As I have said before, my dear uncle was a man of few words, perhaps even fewer with a 9-year old. He never thought to tell me our plan for the morning, and how things would progress. Running at full throttle about 200 feet from shore, we are racing by what seems like excellent places to start casting and fishing. Rrrrrrrrrrrrr- the motor roars. Every place we go by on shore looks to be an excellent place to start casting. Still at full throttle, Uncle Eddie leans forward, opens a tackle box, reaches in and then tosses me a Mepps gold bladed spinner, having a brass beaded body, with a treble hook nestled in a tuft of squirrel tail hair. It has been his lure of choice for over 15 years. I excitedly put it on my line, confident my first cast is just a moment away.
“I like to start here every trip. Go ahead and cast just short of the weeds.”
As I have said before, my dear uncle was a man of few words,...
“I like to start here every trip. Go ahead and cast just short of the weeds.” Uncle Eddie finally spoke his first and only words.
The sun was low in the sky and shinning on my face. I was facing towards the bow,looking slightly to my right. All of my practicing had come to this- my first cast.
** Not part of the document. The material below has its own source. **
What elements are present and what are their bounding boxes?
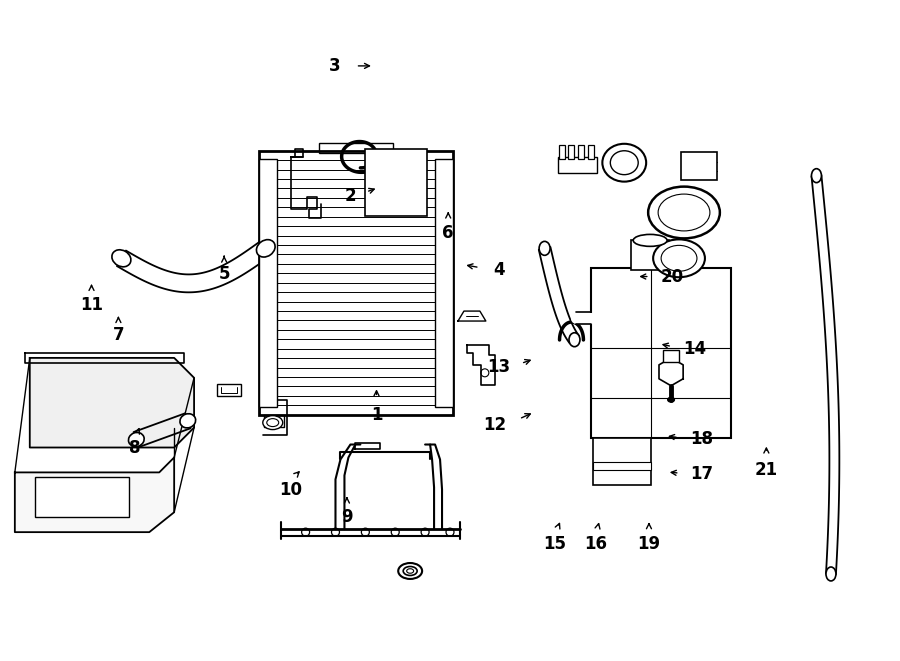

Holding the Garcia rod in my right hand, I reached over the stainless Zebco reel with my left,and pushed down on the spool release button on the top, right side of the reel. I applied the correct amount of thumb pressure to the back of the spool, raised my right arm fully back, then whipped the beautiful Mepps spinner forward, hoping to place it exactly at the edge of the weeds. The entire, very expensive, and finely crafted rod and reel Uncle Eddie had given me 90 days ago, somehow left my hand and plunged into the...
Terror struck deep in my heart! I leaned over the side, almost falling out of the boat,and desperately tore at the water’s surface with my outstretched hands and fingers.The water was very cold. The bright sunshine reflected on the beautiful Garcia/Zebco combo, as it fluttered side to side, deeper and deeper down into the clear, cold water,and eventually disappeared when the sunlight could penetrate no further. Uncle Eddie turned around.
“It just came out of my hand… I’m sorry.”
“What was that splash?” he barks.
“My pole- I threw it into the lake on my first cast…”
“Why the hell did you do that?!?!?” he growls.
The outboard was fired up, and we turned around and went back to the dock. Barely a word was spoken. We walked up to the cabin, but got in the car instead, and drove off down the sandy road. We pulled into the bait shop and got out. Going inside, my uncle walked up to the counter, reached over to the galvanized can and pulled out a $3.99 rod-reel combo. I felt so humiliated.
Back at camp, we grabbed some lunch, and then he told me that we were going out again. I was so very scared- what if it happened again. Once in the boat, I realized that would be impossible. My dear uncle pulled out a 5-foot length of cord, tied one end to my rod and the other to my life jacket. It sure was a pretty simple fix to not ever again throw things overboard.
He made me use the cord tied to my pole for the next three fishing trips. In a way, it became my security blanket. On the forth fishing trip I later made with my uncle, I showed up with the cord already tied to my rod. He said I didn’t need it anymore, so I hesitantly took it off. I never, ever again threw anything else overboard. Until the day he passed, Uncle Eddie and I would both roar in laughter whenever either of us brought up my first cast. I was truly blessed to have him in my life.